Activision has been making a strong push towards developing its eSports, particularly with the introduction of the Call of Duty World League, which is co-sponsored by Sony and starts its regular competition this week. However, its latest purchase indicates that the publisher is more serious about eSports than anyone could have expected.
SuperData CEO Joost van Dreunen provided some feedback on the purchase. “The larger underlying trend is that game publishers have started to attract online audiences and are increasingly looking to diversify their efforts across media channels,” he explained. “In addition, considering the current momentum behind eSports, it is no surprise that the segment is starting to consolidate.
“Earlier in the year, Swedish broadcasting group MTG acquired a majority share in ESL, MLG s rival, for $64M. Previously, Blizzard already acquired the assets of the IGN Pro League back in 2013. Now, with the acquisition of MLG s assets, Activision is on a path to further vertically integrate its effort behind competitive gaming and bolster its position.
“Following several other acquisitions and announcements from Activision, it is clear that the firm is evolving into a media conglomerate rather than a company that simply develops and publishes video games. This is a consistent trend we have also observed elsewhere in the industry, with firms like Electronic Arts, Ubisoft and Take-Two Interactive, as the potential of ad-based revenue has come into focus,” he concluded.
Superdata’s stats regarding eSports is as follows:
- The current worldwide market for eSports totals $748M in revenues, and is on track to reach $1.9B by 2018E
- The bulk of eSports revenues come from advertising, totaling $579M
- Activision owns several of the most popular competitive gaming titles, including Hearthstone, StarCraft and Call of Duty.
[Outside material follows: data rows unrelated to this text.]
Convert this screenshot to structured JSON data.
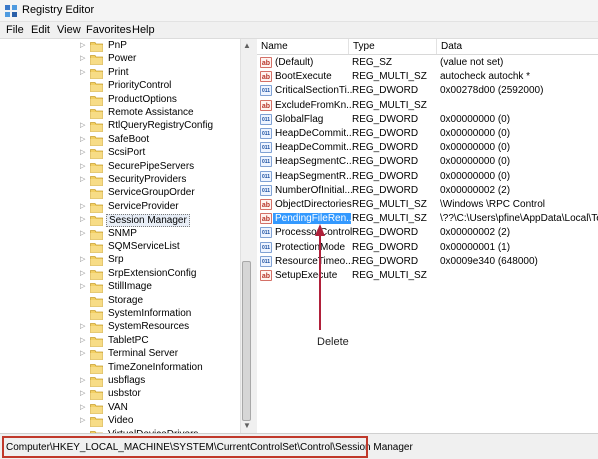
{
  "window": {
    "title": "Registry Editor"
  },
  "menu": {
    "items": [
      "File",
      "Edit",
      "View",
      "Favorites",
      "Help"
    ]
  },
  "tree": {
    "items": [
      {
        "label": "PnP",
        "expandable": true
      },
      {
        "label": "Power",
        "expandable": true
      },
      {
        "label": "Print",
        "expandable": true
      },
      {
        "label": "PriorityControl",
        "expandable": false
      },
      {
        "label": "ProductOptions",
        "expandable": false
      },
      {
        "label": "Remote Assistance",
        "expandable": false
      },
      {
        "label": "RtlQueryRegistryConfig",
        "expandable": true
      },
      {
        "label": "SafeBoot",
        "expandable": true
      },
      {
        "label": "ScsiPort",
        "expandable": true
      },
      {
        "label": "SecurePipeServers",
        "expandable": true
      },
      {
        "label": "SecurityProviders",
        "expandable": true
      },
      {
        "label": "ServiceGroupOrder",
        "expandable": false
      },
      {
        "label": "ServiceProvider",
        "expandable": true
      },
      {
        "label": "Session Manager",
        "expandable": true,
        "selected": true
      },
      {
        "label": "SNMP",
        "expandable": true
      },
      {
        "label": "SQMServiceList",
        "expandable": false
      },
      {
        "label": "Srp",
        "expandable": true
      },
      {
        "label": "SrpExtensionConfig",
        "expandable": true
      },
      {
        "label": "StillImage",
        "expandable": true
      },
      {
        "label": "Storage",
        "expandable": false
      },
      {
        "label": "SystemInformation",
        "expandable": false
      },
      {
        "label": "SystemResources",
        "expandable": true
      },
      {
        "label": "TabletPC",
        "expandable": true
      },
      {
        "label": "Terminal Server",
        "expandable": true
      },
      {
        "label": "TimeZoneInformation",
        "expandable": false
      },
      {
        "label": "usbflags",
        "expandable": true
      },
      {
        "label": "usbstor",
        "expandable": true
      },
      {
        "label": "VAN",
        "expandable": true
      },
      {
        "label": "Video",
        "expandable": true
      },
      {
        "label": "VirtualDeviceDrivers",
        "expandable": false
      }
    ]
  },
  "list": {
    "columns": {
      "name": "Name",
      "type": "Type",
      "data": "Data"
    },
    "rows": [
      {
        "icon": "ab",
        "name": "(Default)",
        "type": "REG_SZ",
        "data": "(value not set)"
      },
      {
        "icon": "ab",
        "name": "BootExecute",
        "type": "REG_MULTI_SZ",
        "data": "autocheck autochk *"
      },
      {
        "icon": "bin",
        "name": "CriticalSectionTi...",
        "type": "REG_DWORD",
        "data": "0x00278d00 (2592000)"
      },
      {
        "icon": "ab",
        "name": "ExcludeFromKn...",
        "type": "REG_MULTI_SZ",
        "data": ""
      },
      {
        "icon": "bin",
        "name": "GlobalFlag",
        "type": "REG_DWORD",
        "data": "0x00000000 (0)"
      },
      {
        "icon": "bin",
        "name": "HeapDeCommit...",
        "type": "REG_DWORD",
        "data": "0x00000000 (0)"
      },
      {
        "icon": "bin",
        "name": "HeapDeCommit...",
        "type": "REG_DWORD",
        "data": "0x00000000 (0)"
      },
      {
        "icon": "bin",
        "name": "HeapSegmentC...",
        "type": "REG_DWORD",
        "data": "0x00000000 (0)"
      },
      {
        "icon": "bin",
        "name": "HeapSegmentR...",
        "type": "REG_DWORD",
        "data": "0x00000000 (0)"
      },
      {
        "icon": "bin",
        "name": "NumberOfInitial...",
        "type": "REG_DWORD",
        "data": "0x00000002 (2)"
      },
      {
        "icon": "ab",
        "name": "ObjectDirectories",
        "type": "REG_MULTI_SZ",
        "data": "\\Windows \\RPC Control"
      },
      {
        "icon": "ab",
        "name": "PendingFileRen...",
        "type": "REG_MULTI_SZ",
        "data": "\\??\\C:\\Users\\pfine\\AppData\\Local\\Temp",
        "highlighted": true
      },
      {
        "icon": "bin",
        "name": "ProcessorControl",
        "type": "REG_DWORD",
        "data": "0x00000002 (2)"
      },
      {
        "icon": "bin",
        "name": "ProtectionMode",
        "type": "REG_DWORD",
        "data": "0x00000001 (1)"
      },
      {
        "icon": "bin",
        "name": "ResourceTimeo...",
        "type": "REG_DWORD",
        "data": "0x0009e340 (648000)"
      },
      {
        "icon": "ab",
        "name": "SetupExecute",
        "type": "REG_MULTI_SZ",
        "data": ""
      }
    ]
  },
  "annotation": {
    "label": "Delete",
    "color": "#b0203a"
  },
  "status": {
    "path": "Computer\\HKEY_LOCAL_MACHINE\\SYSTEM\\CurrentControlSet\\Control\\Session Manager"
  },
  "colors": {
    "selection": "#3399ff",
    "status_outline": "#c0392b"
  }
}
Most recently it released its MOBA contender, Heroes of the Storm, as a competitor to League of Legends (Tencent) and DOTA 2 (Valve).
MLG will continue to operate MLG.tv, MLG Pro Circuit and GameBattles platforms, and will continue to work with its partners and other publishers across the industry, according to the press release. No word if this will affect the company’s coverage of other franchises, like its Halo World Championship.
Between the purchase of MLG and the Call of Duty World League, it’ll be interesting to see where Activision Blizzard’s eSports interests go from here. It certainly looks like it’s ready for the competition.